Desastres naturais e prevenção | Gazeta Digital

Sábado, 18 de novembro de 2017, 00h00

Editorial

Desastres naturais e prevenção

Da Editoria


Com o objetivo maior de minimizar tragédias e reduzir o número de vítimas, a Defesa Civil nacional está implantando aos poucos, em todo o país, um sistema de alertas de desastres naturais por celular. Por meio dele a população pode cadastrar sua linha telefônica para receber mensagens sobre riscos de tempestades, raios, enchentes, deslizamentos e outras emergências de verão que costumam parar nas manchetes nesta época do ano. O modelo já está ativo no Paraná, Santa Catarina e São Paulo e deve alcançar todos os estados até março de 2018. Vale ressaltar que o serviço é gratuito.
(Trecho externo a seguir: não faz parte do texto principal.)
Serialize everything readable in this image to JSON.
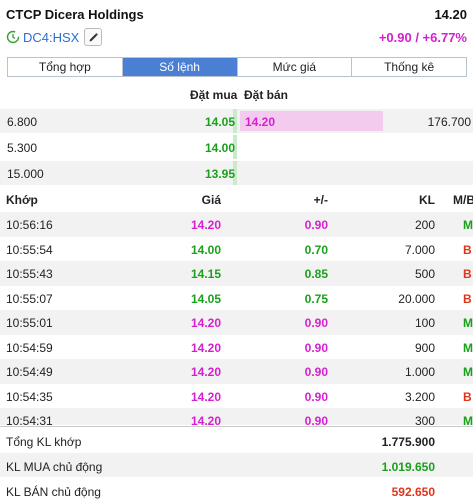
{
  "header": {
    "title": "CTCP Dicera Holdings",
    "price": "14.20",
    "ticker": "DC4:HSX",
    "change": "+0.90 / +6.77%"
  },
  "colors": {
    "up": "#1aa01a",
    "ceiling": "#d51fd0",
    "sell": "#e0331b",
    "tab_active": "#4a7fd4"
  },
  "tabs": [
    {
      "label": "Tổng hợp",
      "active": false
    },
    {
      "label": "Số lệnh",
      "active": true
    },
    {
      "label": "Mức giá",
      "active": false
    },
    {
      "label": "Thống kê",
      "active": false
    }
  ],
  "orderbook": {
    "bid_header": "Đặt mua",
    "ask_header": "Đặt bán",
    "rows": [
      {
        "bid_vol": "6.800",
        "bid": "14.05",
        "ask": "14.20",
        "ask_vol": "176.700"
      },
      {
        "bid_vol": "5.300",
        "bid": "14.00",
        "ask": "",
        "ask_vol": ""
      },
      {
        "bid_vol": "15.000",
        "bid": "13.95",
        "ask": "",
        "ask_vol": ""
      }
    ]
  },
  "trades": {
    "headers": {
      "time": "Khớp",
      "price": "Giá",
      "change": "+/-",
      "volume": "KL",
      "side": "M/B"
    },
    "rows": [
      {
        "time": "10:56:16",
        "price": "14.20",
        "change": "0.90",
        "volume": "200",
        "side": "M",
        "pc": "ceiling",
        "sc": "up"
      },
      {
        "time": "10:55:54",
        "price": "14.00",
        "change": "0.70",
        "volume": "7.000",
        "side": "B",
        "pc": "up",
        "sc": "sell"
      },
      {
        "time": "10:55:43",
        "price": "14.15",
        "change": "0.85",
        "volume": "500",
        "side": "B",
        "pc": "up",
        "sc": "sell"
      },
      {
        "time": "10:55:07",
        "price": "14.05",
        "change": "0.75",
        "volume": "20.000",
        "side": "B",
        "pc": "up",
        "sc": "sell"
      },
      {
        "time": "10:55:01",
        "price": "14.20",
        "change": "0.90",
        "volume": "100",
        "side": "M",
        "pc": "ceiling",
        "sc": "up"
      },
      {
        "time": "10:54:59",
        "price": "14.20",
        "change": "0.90",
        "volume": "900",
        "side": "M",
        "pc": "ceiling",
        "sc": "up"
      },
      {
        "time": "10:54:49",
        "price": "14.20",
        "change": "0.90",
        "volume": "1.000",
        "side": "M",
        "pc": "ceiling",
        "sc": "up"
      },
      {
        "time": "10:54:35",
        "price": "14.20",
        "change": "0.90",
        "volume": "3.200",
        "side": "B",
        "pc": "ceiling",
        "sc": "sell"
      },
      {
        "time": "10:54:31",
        "price": "14.20",
        "change": "0.90",
        "volume": "300",
        "side": "M",
        "pc": "ceiling",
        "sc": "up"
      }
    ]
  },
  "summary": {
    "total_label": "Tổng KL khớp",
    "total_value": "1.775.900",
    "buy_label": "KL MUA chủ động",
    "buy_value": "1.019.650",
    "sell_label": "KL BÁN chủ động",
    "sell_value": "592.650"
  }
}
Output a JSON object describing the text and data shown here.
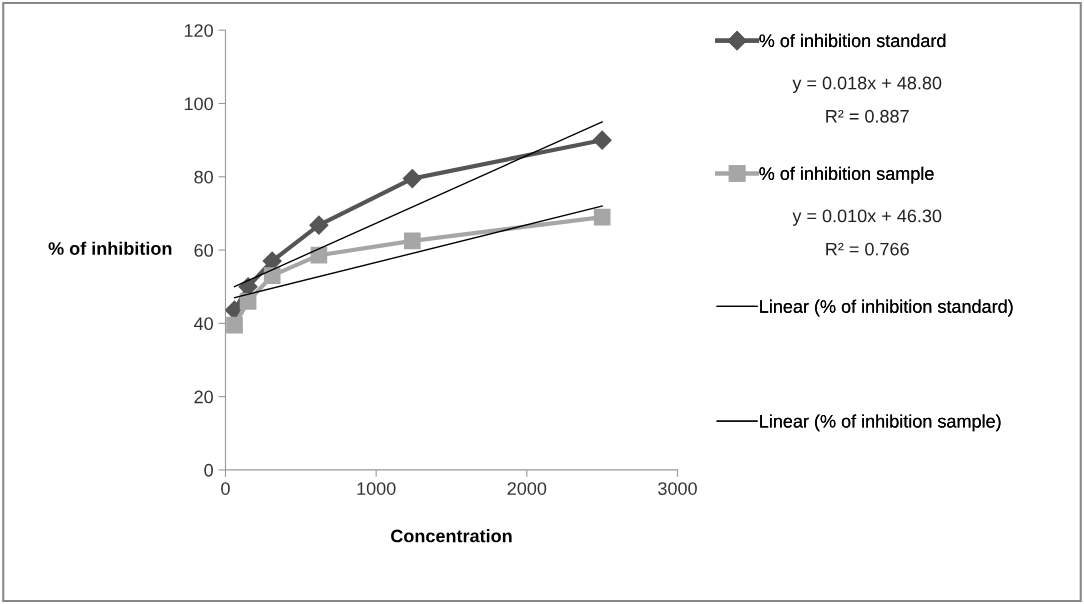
{
  "chart_data": {
    "type": "line",
    "xlabel": "Concentration",
    "ylabel": "% of inhibition",
    "series": [
      {
        "name": "% of inhibition standard",
        "color": "#555555",
        "marker": "diamond",
        "x": [
          60,
          150,
          310,
          620,
          1240,
          2500
        ],
        "values": [
          43.6,
          50,
          57,
          66.8,
          79.5,
          90
        ]
      },
      {
        "name": "% of inhibition sample",
        "color": "#a6a6a6",
        "marker": "square",
        "x": [
          60,
          150,
          310,
          620,
          1240,
          2500
        ],
        "values": [
          39.5,
          46,
          53,
          58.6,
          62.5,
          69
        ]
      },
      {
        "name": "Linear (% of inhibition standard)",
        "color": "#000000",
        "marker": "none",
        "x": [
          60,
          2500
        ],
        "values": [
          50,
          95
        ]
      },
      {
        "name": "Linear (% of inhibition sample)",
        "color": "#000000",
        "marker": "none",
        "x": [
          60,
          2500
        ],
        "values": [
          47,
          72
        ]
      }
    ],
    "annotations": [
      "y = 0.018x + 48.80",
      "R² = 0.887",
      "y = 0.010x + 46.30",
      "R² = 0.766"
    ],
    "xlim": [
      0,
      3000
    ],
    "xticks": [
      0,
      1000,
      2000,
      3000
    ],
    "ylim": [
      0,
      120
    ],
    "yticks": [
      0,
      20,
      40,
      60,
      80,
      100,
      120
    ],
    "grid": false,
    "legend": "right",
    "line_style": "solid"
  }
}
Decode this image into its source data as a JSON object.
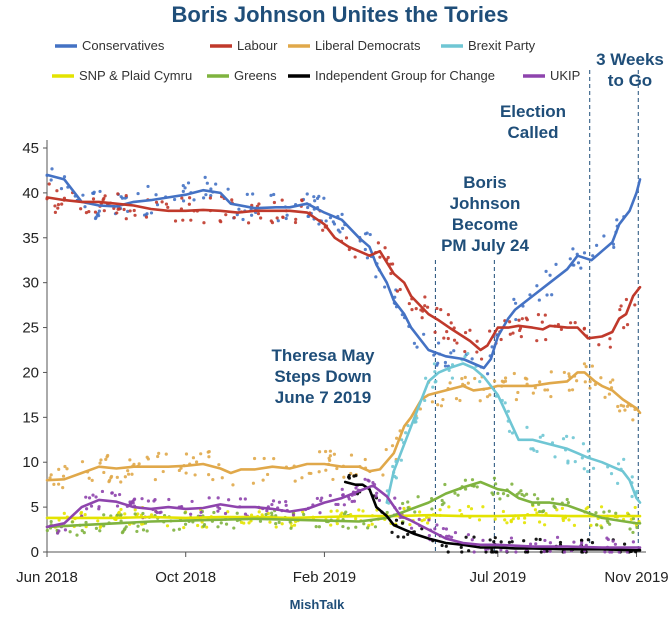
{
  "chart_data": {
    "type": "line",
    "title": "Boris Johnson Unites the Tories",
    "credit": "MishTalk",
    "xlabel": "",
    "ylabel": "",
    "ylim": [
      0,
      45
    ],
    "y_ticks": [
      0,
      5,
      10,
      15,
      20,
      25,
      30,
      35,
      40,
      45
    ],
    "x_ticks": [
      {
        "label": "Jun 2018",
        "t": 0
      },
      {
        "label": "Oct 2018",
        "t": 4
      },
      {
        "label": "Feb 2019",
        "t": 8
      },
      {
        "label": "Jul 2019",
        "t": 13
      },
      {
        "label": "Nov 2019",
        "t": 17
      }
    ],
    "xlim": [
      0,
      17.1
    ],
    "series": [
      {
        "name": "Conservatives",
        "color": "#4472c4",
        "points": [
          [
            0,
            42
          ],
          [
            0.5,
            41.5
          ],
          [
            1,
            39
          ],
          [
            1.5,
            38.6
          ],
          [
            2,
            38.5
          ],
          [
            2.5,
            39
          ],
          [
            3,
            39.2
          ],
          [
            3.5,
            39.5
          ],
          [
            4,
            39.8
          ],
          [
            4.5,
            40.3
          ],
          [
            5,
            40
          ],
          [
            5.3,
            38.8
          ],
          [
            6,
            38.3
          ],
          [
            6.6,
            38.4
          ],
          [
            7,
            38.4
          ],
          [
            7.5,
            38.8
          ],
          [
            8,
            37.8
          ],
          [
            8.5,
            37
          ],
          [
            9,
            35
          ],
          [
            9.3,
            34
          ],
          [
            9.5,
            32
          ],
          [
            9.8,
            30
          ],
          [
            10,
            28
          ],
          [
            10.3,
            26.5
          ],
          [
            10.5,
            25
          ],
          [
            11,
            22.5
          ],
          [
            11.5,
            21.8
          ],
          [
            12,
            21.5
          ],
          [
            12.3,
            21
          ],
          [
            12.6,
            20.5
          ],
          [
            12.8,
            21.5
          ],
          [
            13,
            24
          ],
          [
            13.3,
            26
          ],
          [
            13.5,
            27
          ],
          [
            14,
            28.5
          ],
          [
            14.5,
            30
          ],
          [
            15,
            31.5
          ],
          [
            15.3,
            33
          ],
          [
            15.7,
            32.5
          ],
          [
            16,
            33.5
          ],
          [
            16.3,
            34.5
          ],
          [
            16.5,
            36.5
          ],
          [
            16.7,
            37.5
          ],
          [
            16.8,
            38
          ],
          [
            17,
            40
          ],
          [
            17.1,
            41.5
          ]
        ]
      },
      {
        "name": "Labour",
        "color": "#c0392b",
        "points": [
          [
            0,
            39.5
          ],
          [
            0.5,
            39.2
          ],
          [
            1,
            39
          ],
          [
            1.5,
            39
          ],
          [
            2,
            38.8
          ],
          [
            2.5,
            38.6
          ],
          [
            3,
            38.2
          ],
          [
            3.5,
            38
          ],
          [
            4,
            38
          ],
          [
            4.5,
            38.1
          ],
          [
            5,
            38
          ],
          [
            5.5,
            37.8
          ],
          [
            6,
            38
          ],
          [
            6.5,
            38
          ],
          [
            7,
            38
          ],
          [
            7.5,
            37.8
          ],
          [
            8,
            36.5
          ],
          [
            8.3,
            35
          ],
          [
            8.7,
            34
          ],
          [
            9,
            33.5
          ],
          [
            9.3,
            33
          ],
          [
            9.6,
            33.5
          ],
          [
            10,
            31
          ],
          [
            10.3,
            30
          ],
          [
            10.5,
            28.5
          ],
          [
            11,
            26.5
          ],
          [
            11.3,
            25.8
          ],
          [
            11.6,
            25
          ],
          [
            12,
            24
          ],
          [
            12.2,
            23.5
          ],
          [
            12.5,
            22.5
          ],
          [
            12.7,
            23
          ],
          [
            13,
            25
          ],
          [
            13.3,
            25
          ],
          [
            13.6,
            25.2
          ],
          [
            14,
            25
          ],
          [
            14.3,
            24.8
          ],
          [
            14.5,
            25.2
          ],
          [
            15,
            25
          ],
          [
            15.3,
            25
          ],
          [
            15.6,
            23.8
          ],
          [
            16,
            24
          ],
          [
            16.3,
            24.5
          ],
          [
            16.5,
            26
          ],
          [
            16.7,
            26.5
          ],
          [
            16.9,
            28.5
          ],
          [
            17.1,
            29.5
          ]
        ]
      },
      {
        "name": "Liberal Democrats",
        "color": "#e0a84a",
        "points": [
          [
            0,
            8
          ],
          [
            0.5,
            8.1
          ],
          [
            1,
            8.8
          ],
          [
            1.5,
            9.5
          ],
          [
            2,
            9.3
          ],
          [
            2.5,
            9.5
          ],
          [
            3,
            9.5
          ],
          [
            3.5,
            9.5
          ],
          [
            4,
            9.6
          ],
          [
            4.5,
            9.8
          ],
          [
            5,
            9.3
          ],
          [
            5.3,
            8.8
          ],
          [
            5.6,
            9.2
          ],
          [
            6,
            9.2
          ],
          [
            6.5,
            9.5
          ],
          [
            7,
            9.3
          ],
          [
            7.5,
            9.8
          ],
          [
            8,
            9.8
          ],
          [
            8.5,
            9.5
          ],
          [
            9,
            9.5
          ],
          [
            9.3,
            9
          ],
          [
            9.6,
            9.2
          ],
          [
            10,
            11
          ],
          [
            10.3,
            14
          ],
          [
            10.5,
            15
          ],
          [
            10.8,
            17
          ],
          [
            11,
            17.5
          ],
          [
            11.5,
            18
          ],
          [
            12,
            18.5
          ],
          [
            12.3,
            18
          ],
          [
            12.7,
            18.2
          ],
          [
            13,
            18.5
          ],
          [
            13.5,
            18.5
          ],
          [
            14,
            18.5
          ],
          [
            14.5,
            18.8
          ],
          [
            15,
            19
          ],
          [
            15.3,
            20
          ],
          [
            15.5,
            20
          ],
          [
            15.8,
            19
          ],
          [
            16,
            18.5
          ],
          [
            16.3,
            18
          ],
          [
            16.6,
            17
          ],
          [
            17,
            16
          ],
          [
            17.1,
            15.5
          ]
        ]
      },
      {
        "name": "Brexit Party",
        "color": "#6fc6d4",
        "points": [
          [
            9.8,
            5.5
          ],
          [
            10,
            9
          ],
          [
            10.3,
            12
          ],
          [
            10.5,
            14
          ],
          [
            10.8,
            17
          ],
          [
            11,
            19
          ],
          [
            11.3,
            20
          ],
          [
            11.6,
            20.5
          ],
          [
            12,
            21
          ],
          [
            12.3,
            20.5
          ],
          [
            12.6,
            19.5
          ],
          [
            13,
            17.5
          ],
          [
            13.3,
            15
          ],
          [
            13.6,
            12.5
          ],
          [
            14,
            12.5
          ],
          [
            14.5,
            12
          ],
          [
            15,
            11.5
          ],
          [
            15.3,
            11
          ],
          [
            15.6,
            10.5
          ],
          [
            16,
            10
          ],
          [
            16.3,
            9.5
          ],
          [
            16.6,
            9
          ],
          [
            16.8,
            8
          ],
          [
            17,
            6
          ],
          [
            17.1,
            5.5
          ]
        ]
      },
      {
        "name": "SNP & Plaid Cymru",
        "color": "#e3e300",
        "points": [
          [
            0,
            3.8
          ],
          [
            1,
            3.8
          ],
          [
            2,
            3.8
          ],
          [
            3,
            3.9
          ],
          [
            4,
            3.8
          ],
          [
            5,
            3.9
          ],
          [
            6,
            3.9
          ],
          [
            7,
            3.8
          ],
          [
            8,
            3.9
          ],
          [
            9,
            4
          ],
          [
            10,
            4
          ],
          [
            11,
            4.1
          ],
          [
            12,
            4
          ],
          [
            13,
            4
          ],
          [
            14,
            4.1
          ],
          [
            15,
            4
          ],
          [
            16,
            4
          ],
          [
            17,
            4
          ],
          [
            17.1,
            4
          ]
        ]
      },
      {
        "name": "Greens",
        "color": "#7fb33f",
        "points": [
          [
            0,
            2.8
          ],
          [
            1,
            3
          ],
          [
            2,
            3.2
          ],
          [
            3,
            3.4
          ],
          [
            4,
            3.5
          ],
          [
            5,
            3.6
          ],
          [
            6,
            3.7
          ],
          [
            7,
            3.6
          ],
          [
            8,
            3.5
          ],
          [
            9,
            3.4
          ],
          [
            9.8,
            3.8
          ],
          [
            10.3,
            4.5
          ],
          [
            11,
            5.5
          ],
          [
            11.5,
            6.5
          ],
          [
            12,
            7.2
          ],
          [
            12.5,
            7.8
          ],
          [
            13,
            7
          ],
          [
            13.3,
            6.8
          ],
          [
            13.6,
            6
          ],
          [
            14,
            5.5
          ],
          [
            14.5,
            5.5
          ],
          [
            15,
            5.2
          ],
          [
            15.5,
            4.5
          ],
          [
            16,
            3.8
          ],
          [
            16.5,
            3.5
          ],
          [
            17,
            3.2
          ],
          [
            17.1,
            3.2
          ]
        ]
      },
      {
        "name": "Independent Group for Change",
        "color": "#000000",
        "points": [
          [
            8.6,
            7.8
          ],
          [
            8.9,
            7.5
          ],
          [
            9.1,
            7.5
          ],
          [
            9.3,
            7
          ],
          [
            9.5,
            5
          ],
          [
            9.8,
            4
          ],
          [
            10,
            3
          ],
          [
            10.3,
            2.5
          ],
          [
            10.6,
            2
          ],
          [
            11,
            1.5
          ],
          [
            11.5,
            1
          ],
          [
            12,
            0.8
          ],
          [
            12.5,
            0.5
          ],
          [
            13,
            0.5
          ],
          [
            13.5,
            0.4
          ],
          [
            14,
            0.4
          ],
          [
            15,
            0.3
          ],
          [
            16,
            0.3
          ],
          [
            17,
            0.2
          ],
          [
            17.1,
            0.2
          ]
        ]
      },
      {
        "name": "UKIP",
        "color": "#8e44ad",
        "points": [
          [
            0,
            2.8
          ],
          [
            0.5,
            3.2
          ],
          [
            1,
            5
          ],
          [
            1.5,
            5.8
          ],
          [
            2,
            5.6
          ],
          [
            2.5,
            5
          ],
          [
            3,
            4.8
          ],
          [
            3.5,
            5
          ],
          [
            4,
            4.8
          ],
          [
            4.5,
            4.9
          ],
          [
            5,
            5.3
          ],
          [
            5.5,
            5
          ],
          [
            6,
            5
          ],
          [
            6.5,
            4.8
          ],
          [
            7,
            4.5
          ],
          [
            7.5,
            4.8
          ],
          [
            8,
            5.5
          ],
          [
            8.5,
            6
          ],
          [
            9,
            6.8
          ],
          [
            9.4,
            7.4
          ],
          [
            9.8,
            6.2
          ],
          [
            10.2,
            4
          ],
          [
            10.5,
            3.5
          ],
          [
            11,
            2.5
          ],
          [
            11.5,
            1.5
          ],
          [
            12,
            1
          ],
          [
            12.5,
            0.8
          ],
          [
            13,
            0.8
          ],
          [
            14,
            0.6
          ],
          [
            15,
            0.6
          ],
          [
            16,
            0.5
          ],
          [
            17,
            0.5
          ],
          [
            17.1,
            0.5
          ]
        ]
      }
    ],
    "events": [
      {
        "label": "Theresa May Steps Down June 7 2019",
        "t": 11.2
      },
      {
        "label": "Boris Johnson Become PM July 24",
        "t": 12.9
      },
      {
        "label": "Election Called",
        "t": 15.65
      },
      {
        "label": "3 Weeks to Go",
        "t": 17.05
      }
    ],
    "annotations": [
      {
        "lines": [
          "Theresa May",
          "Steps Down",
          "June 7 2019"
        ]
      },
      {
        "lines": [
          "Boris",
          "Johnson",
          "Become",
          "PM July 24"
        ]
      },
      {
        "lines": [
          "Election",
          "Called"
        ]
      },
      {
        "lines": [
          "3 Weeks",
          "to Go"
        ]
      }
    ]
  }
}
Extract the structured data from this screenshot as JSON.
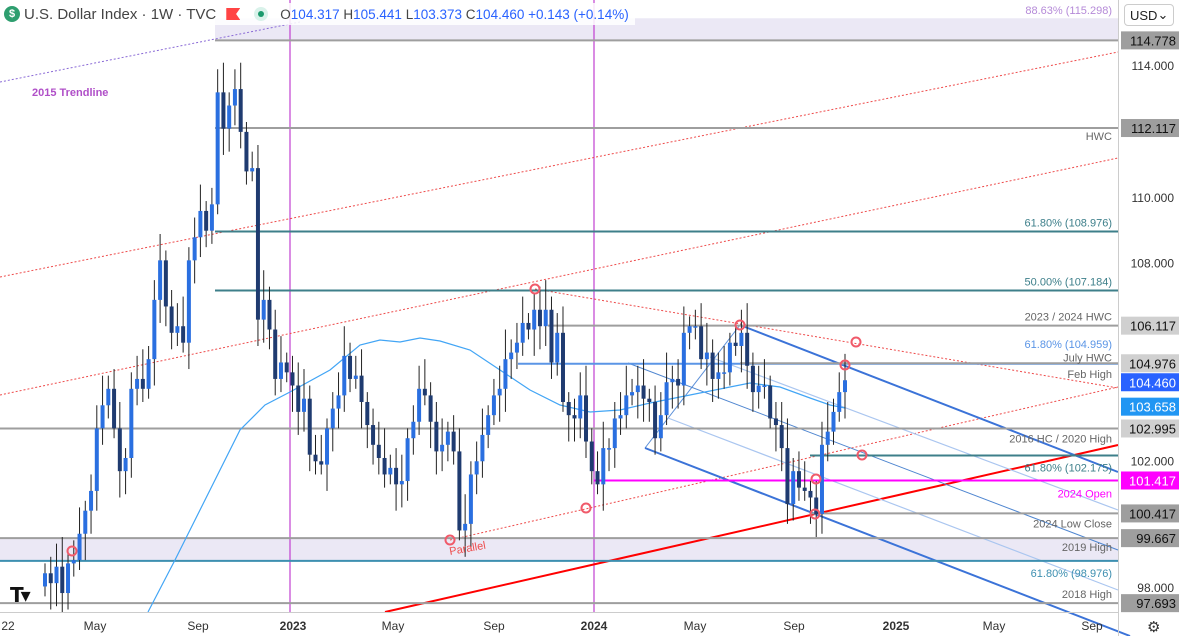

Ao falar em desastres naturais, como não lembrar dos deslizamentos de terra em 2011 que mataram mais de 900 pessoas e deixaram 35 mil desalojadas na região serrana do Rio de Janeiro, uma das maiores tragédias vistas no país nos últimos tempos. E se o Brasil está fora da rota de furacões e tsunamis, não escapa das tempestades e enchentes que trazem consigo uma sequência de destruição e perdas que ultrapassam os bens materiais e atingem centenas de vidas humanas.

Sem o mesmo alarde e clima de comoção, mais recentemente as populações dos estados de Pernambuco e Alagoas se viram, de um dia para o outro, de vítimas da seca a vítimas das enchentes. Os governos, que antes haviam detectado estado de emergência por conta da falta de chuvas, incluíram muitos municípios na lista de necessitados de ajuda do governo federal por conta das chuvas intensas que caíram no mês de junho e deixaram mais de 85 mil desabrigados nos dois estados.

Segundo cientistas, a quantidade e intensidade das tempestades de grandes proporções registradas este ano estão acima da média anual. E não se trata apenas de furacões como o Irma que, em setembro, atingiu o Caribe e os Estados Unidos deixando um rastro de morte e destruição. Fala-se também de chuvas torrenciais e ininterruptas, ventos fortes e granizo que também provocam sérios danos. Entre as causas para o aumento da força desses fenômenos, talvez a principal delas, está o aquecimento global.

Na outra ponta dessa questão estão as comunidades mais vulneráveis, sempre as mais ameaçadas e impactadas por estes desastres naturais. O Brasil, por ser um país de tamanho continental, está exposto a uma grande diversidade de eventos naturais extremos que atingem, com igual intensidade, moradores das diversas regiões. Esse é um grande desafio para os governos, não apenas antecipar o aviso de tragédias, mas também evitá-las. Desastres trazem custos e perdas e são profundamente impactantes na economia de um país.

Crescimento desordenado das cidades e a falta de planejamento urbano, dois fatores que estão na origem do problema, pedem um planejamento a longo prazo por parte das autoridades. Prevenir é mais barato que remediar e essa prevenção não se resume apenas a avisar a população que o pior está vindo. Experiências em países que já passaram por situação semelhante e estão a muitos passos à frente também podem ser compartilhadas. Nesta época de chuvas que se aproxima, é de se perguntar quanto tempo mais será necessário esperar até que a próxima tragédia ocorra?